- Born: 27 February 1925 London, England
- Died: 8 March 2014 (aged 89)
- Education: Eton College
- Alma mater: New College, Oxford
- Occupation: fine art dealer
- Spouses: Jennifer Hepworth ​ ​(m. 1953; div. 1990)​; Caroline Tregoning ​(m. 1991)​;
- Parents: Henry Leggatt (father); Beatrice Grace Burton (mother);

= Hugh Leggatt =

British art dealer and patron

Sir Hugh Frank John Leggatt (27 February 1925 – 8 March 2014) was a British art dealer and patron. He was the senior partner in the gallery Leggatt Brothers, and art dealer to members of the Royal Family, including Queen Mary, and Queen Elizabeth, the Queen Mother. Leggatt financed the National Portrait Gallery's commission of the first official portrait of Catherine, Princess of Wales.

== Early life ==
Leggatt was born on 27 February 1925 in London, England the son of art dealer Henry Leggatt. He was educated at Eton College before going up to New College, Oxford. From 1943 to 1946, Leggatt served in the Royal Air Force.

== Career ==
Following his service in the RAF, he joined the family firm Leggatt Brothers, founded in 1820 by one of Leggatt's ancestors. The firm were purveyors of fine art to several members of the Royal Family. At various times they held Royal Warrants of Appointment to King Edward VII, Queen Mary, King George V and Queen Elizabeth, the Queen Mother.

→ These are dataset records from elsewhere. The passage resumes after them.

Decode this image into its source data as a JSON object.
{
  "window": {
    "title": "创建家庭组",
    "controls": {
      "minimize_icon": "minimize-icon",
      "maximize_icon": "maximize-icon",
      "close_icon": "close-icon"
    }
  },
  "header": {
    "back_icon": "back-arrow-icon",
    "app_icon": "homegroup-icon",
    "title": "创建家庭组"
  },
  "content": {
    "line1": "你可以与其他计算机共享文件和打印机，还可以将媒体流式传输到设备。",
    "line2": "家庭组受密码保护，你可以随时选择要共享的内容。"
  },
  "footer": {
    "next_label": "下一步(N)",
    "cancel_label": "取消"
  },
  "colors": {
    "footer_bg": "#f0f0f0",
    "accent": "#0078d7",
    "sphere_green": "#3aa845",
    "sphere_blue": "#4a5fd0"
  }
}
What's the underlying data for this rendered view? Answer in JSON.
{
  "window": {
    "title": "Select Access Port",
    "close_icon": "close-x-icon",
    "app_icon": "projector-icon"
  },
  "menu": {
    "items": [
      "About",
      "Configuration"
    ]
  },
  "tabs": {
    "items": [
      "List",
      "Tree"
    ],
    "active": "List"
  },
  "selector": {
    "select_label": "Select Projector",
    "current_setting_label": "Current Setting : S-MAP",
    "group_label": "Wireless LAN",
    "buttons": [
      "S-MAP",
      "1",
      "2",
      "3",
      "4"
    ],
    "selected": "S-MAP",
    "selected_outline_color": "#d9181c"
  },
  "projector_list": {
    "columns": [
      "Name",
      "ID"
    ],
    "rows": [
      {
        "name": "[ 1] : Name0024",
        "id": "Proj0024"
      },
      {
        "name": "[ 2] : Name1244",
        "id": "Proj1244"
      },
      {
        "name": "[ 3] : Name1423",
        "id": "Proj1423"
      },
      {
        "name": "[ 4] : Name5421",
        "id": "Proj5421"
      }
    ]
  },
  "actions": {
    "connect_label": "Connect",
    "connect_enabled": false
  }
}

In 1988, Leggatt was honoured for his service to the fine arts, being elevated to the knighthood as a Knight Bachelor by Queen Elizabeth II.

Leggatt financed the commissioning of a portrait of Queen Elizabeth II for the National Portrait Gallery. The Queen chose Pietro Annigoni to paint the portrait. His painting Her Majesty in the Robes of the Order of the British Empire was considerably less popular than his first painting of the monarch, painted in 1955 for Fishmonger's Hall. The Queen, however, was said to have enjoyed the painting and later purchased one of Annigoni's studies for the painting for her private collection.

In 2011, Leggatt donated £100,000 to the Art Fund to cover the National Portrait Gallery's cost of commissioning the first official portrait of Catherine, Princess of Wales. The gallery engaged Paul Emsley who's painting Portrait of Catherine, Duchess of Cambridge was unveiled in 2013 to mixed reviews.

== Personal life ==

=== Marriage to Jennifer Hepworth ===
In 1953, Leggatt married, firstly, Jennifer Mary Hepworth (known as Lady Leggatt after her husbands elevation to the knighthood in 1988 and as Jennifer, Lady Leggatt from 1991). The marriage was dissolved in 1990. They had issue: two sons.

=== Marriage to Caroline Tregoning ===
In 1991, Leggatt married, secondly, the socialite and benefactor of public art galleries Caroline Gaynor Tregoning (known as Lady Leggatt after her marriage). Tregoning was born in 1938, a descendant of an English landed gentry family. She was the daughter of William Leonard Tregoning, later a senior official in the British Control Commission for Germany, and his wife Doris Mary Elwes Josselyn. Her sister, Judy Sophia Tregoning, married firstly Thomas Ernest Lane, grand nephew of Nobel Peace Prize laureate Sir Norman Angell, and secondly Sir Giles Floyd, 7th Baronet.

Lady Leggatt was a benefactor of public galleries, including the National Portrait Gallery and the Fitzwilliam Museum. In 1995, she donated funds to the Dulwich Picture Gallery for the maintenance and displaying of George Knapton's portrait of Lucy Ebberton.

Sir Hugh and Lady Leggatt's social circle included Princess Alexandra, Sir Angus Ogilvy, The Lord and Lady Kelvedon, and Sir Roy and Lady Strong.

On 7 December 2021, Lady Leggatt died at the age of 83.